IndusInd Bank, following the merger of Ashok Leyland Finance, has converted the erstwhile finance arm's 32 branches into its own and is opening another 20 in as many days, complete with all automation needs.
 
IndusInd has spent as much as Rs 40 lakh per branch on technology, including Rs 7 lakh for the ATM, said the bank's senior vice president Varghese Thambi.
 
Fractal's Reddy said that simply pointing the borrowers who have defaulted will not suffice in the advanced ratings-based approach for capital allocation.
 
Banks will need to analyse the loss-driven default probability for a customer.

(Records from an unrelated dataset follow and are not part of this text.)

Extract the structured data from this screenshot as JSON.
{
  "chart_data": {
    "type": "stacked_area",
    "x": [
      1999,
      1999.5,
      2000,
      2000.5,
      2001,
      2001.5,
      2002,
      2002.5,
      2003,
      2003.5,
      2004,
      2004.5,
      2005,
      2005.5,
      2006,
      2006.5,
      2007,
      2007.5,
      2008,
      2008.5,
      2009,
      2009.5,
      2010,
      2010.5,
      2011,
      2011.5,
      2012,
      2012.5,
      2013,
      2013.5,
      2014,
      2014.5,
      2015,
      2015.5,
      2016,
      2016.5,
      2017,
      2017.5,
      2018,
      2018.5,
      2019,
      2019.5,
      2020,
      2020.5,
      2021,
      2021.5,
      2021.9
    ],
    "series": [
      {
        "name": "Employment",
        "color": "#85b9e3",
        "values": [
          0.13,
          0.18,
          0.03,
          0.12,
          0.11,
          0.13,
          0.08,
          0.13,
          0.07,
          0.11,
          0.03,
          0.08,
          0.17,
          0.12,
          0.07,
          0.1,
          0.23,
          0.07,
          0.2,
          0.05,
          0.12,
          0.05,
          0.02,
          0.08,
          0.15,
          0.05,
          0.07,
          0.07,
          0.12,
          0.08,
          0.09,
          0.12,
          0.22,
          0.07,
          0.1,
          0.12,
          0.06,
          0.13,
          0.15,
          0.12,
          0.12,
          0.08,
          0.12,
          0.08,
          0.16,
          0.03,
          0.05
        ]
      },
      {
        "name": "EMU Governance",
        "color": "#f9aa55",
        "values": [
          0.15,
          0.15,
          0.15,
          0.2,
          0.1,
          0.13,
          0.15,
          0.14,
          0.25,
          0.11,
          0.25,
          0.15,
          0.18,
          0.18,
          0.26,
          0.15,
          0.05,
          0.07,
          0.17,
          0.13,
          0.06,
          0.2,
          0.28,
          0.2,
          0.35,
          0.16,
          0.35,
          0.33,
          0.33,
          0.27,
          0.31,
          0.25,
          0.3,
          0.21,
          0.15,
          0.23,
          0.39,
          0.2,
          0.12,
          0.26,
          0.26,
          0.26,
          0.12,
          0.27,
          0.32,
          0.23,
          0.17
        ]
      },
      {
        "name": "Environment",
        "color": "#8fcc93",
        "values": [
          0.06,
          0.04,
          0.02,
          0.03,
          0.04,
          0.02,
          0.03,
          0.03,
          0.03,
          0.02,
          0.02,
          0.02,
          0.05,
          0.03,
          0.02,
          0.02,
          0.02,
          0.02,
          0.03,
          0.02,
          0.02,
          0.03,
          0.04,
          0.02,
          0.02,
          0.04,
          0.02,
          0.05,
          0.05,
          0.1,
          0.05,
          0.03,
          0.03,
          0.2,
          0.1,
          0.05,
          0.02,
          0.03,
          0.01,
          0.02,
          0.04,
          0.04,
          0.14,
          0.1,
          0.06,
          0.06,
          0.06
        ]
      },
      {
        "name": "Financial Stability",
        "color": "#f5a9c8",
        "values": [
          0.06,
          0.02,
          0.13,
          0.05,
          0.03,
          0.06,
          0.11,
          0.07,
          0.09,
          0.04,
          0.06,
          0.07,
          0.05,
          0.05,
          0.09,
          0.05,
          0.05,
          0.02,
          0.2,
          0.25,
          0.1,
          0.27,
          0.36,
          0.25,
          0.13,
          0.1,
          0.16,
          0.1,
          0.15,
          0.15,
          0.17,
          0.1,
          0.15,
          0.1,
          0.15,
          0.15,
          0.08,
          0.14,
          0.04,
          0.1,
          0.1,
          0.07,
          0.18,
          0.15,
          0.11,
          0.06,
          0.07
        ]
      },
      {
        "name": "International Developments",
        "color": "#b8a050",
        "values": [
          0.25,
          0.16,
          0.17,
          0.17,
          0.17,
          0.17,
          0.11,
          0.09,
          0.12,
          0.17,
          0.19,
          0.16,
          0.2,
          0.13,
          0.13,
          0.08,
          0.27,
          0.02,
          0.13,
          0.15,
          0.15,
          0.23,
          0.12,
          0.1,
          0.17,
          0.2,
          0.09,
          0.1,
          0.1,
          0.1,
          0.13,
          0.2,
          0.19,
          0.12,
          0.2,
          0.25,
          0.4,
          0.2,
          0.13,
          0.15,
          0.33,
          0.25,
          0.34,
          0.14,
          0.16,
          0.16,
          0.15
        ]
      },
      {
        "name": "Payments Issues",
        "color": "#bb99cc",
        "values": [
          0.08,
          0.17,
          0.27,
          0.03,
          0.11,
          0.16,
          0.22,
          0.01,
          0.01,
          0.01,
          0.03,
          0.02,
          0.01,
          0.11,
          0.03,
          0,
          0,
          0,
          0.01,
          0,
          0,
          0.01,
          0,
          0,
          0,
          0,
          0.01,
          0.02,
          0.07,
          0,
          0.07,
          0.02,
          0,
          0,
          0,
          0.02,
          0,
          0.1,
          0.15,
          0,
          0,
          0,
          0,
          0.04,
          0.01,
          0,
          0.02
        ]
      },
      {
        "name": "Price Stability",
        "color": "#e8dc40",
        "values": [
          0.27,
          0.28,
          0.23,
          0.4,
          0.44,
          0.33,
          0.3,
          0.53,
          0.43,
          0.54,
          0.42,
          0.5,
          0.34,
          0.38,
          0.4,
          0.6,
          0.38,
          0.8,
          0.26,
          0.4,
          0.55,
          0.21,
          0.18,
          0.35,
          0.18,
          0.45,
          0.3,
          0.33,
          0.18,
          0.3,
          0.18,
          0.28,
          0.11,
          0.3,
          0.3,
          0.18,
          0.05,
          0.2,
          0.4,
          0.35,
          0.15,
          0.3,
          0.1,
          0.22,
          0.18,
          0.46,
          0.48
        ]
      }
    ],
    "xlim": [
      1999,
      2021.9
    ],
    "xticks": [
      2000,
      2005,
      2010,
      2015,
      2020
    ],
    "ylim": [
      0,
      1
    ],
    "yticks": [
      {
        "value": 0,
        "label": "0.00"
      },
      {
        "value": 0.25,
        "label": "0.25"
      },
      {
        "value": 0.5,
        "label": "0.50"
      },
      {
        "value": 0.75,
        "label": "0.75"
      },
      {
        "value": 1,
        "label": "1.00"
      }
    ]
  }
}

The data requirement would be such that banks should be able to recall the recovery mechanism adopted and the actual recoveries made.
 
Under Basel II, banks can take a holistic view of deposits of a corporate to arrive at the net loan exposure to the corporate. This will mean a lower capital allocation for the loans to the corporate.
 
When it comes to retail portfolios, banks today just capture the basic data from the application forms and the detailed customer profile is left unused.
 
The capital allocation under the advanced approach will be based on a loss-driven default methodology. Capital allocation under Basel II advanced approach will also be linked to the past performance of a corporate or a retail customer.
 
Thus, banks with loan assets of a better corporate and better retail customers will need to allocate lesser capital.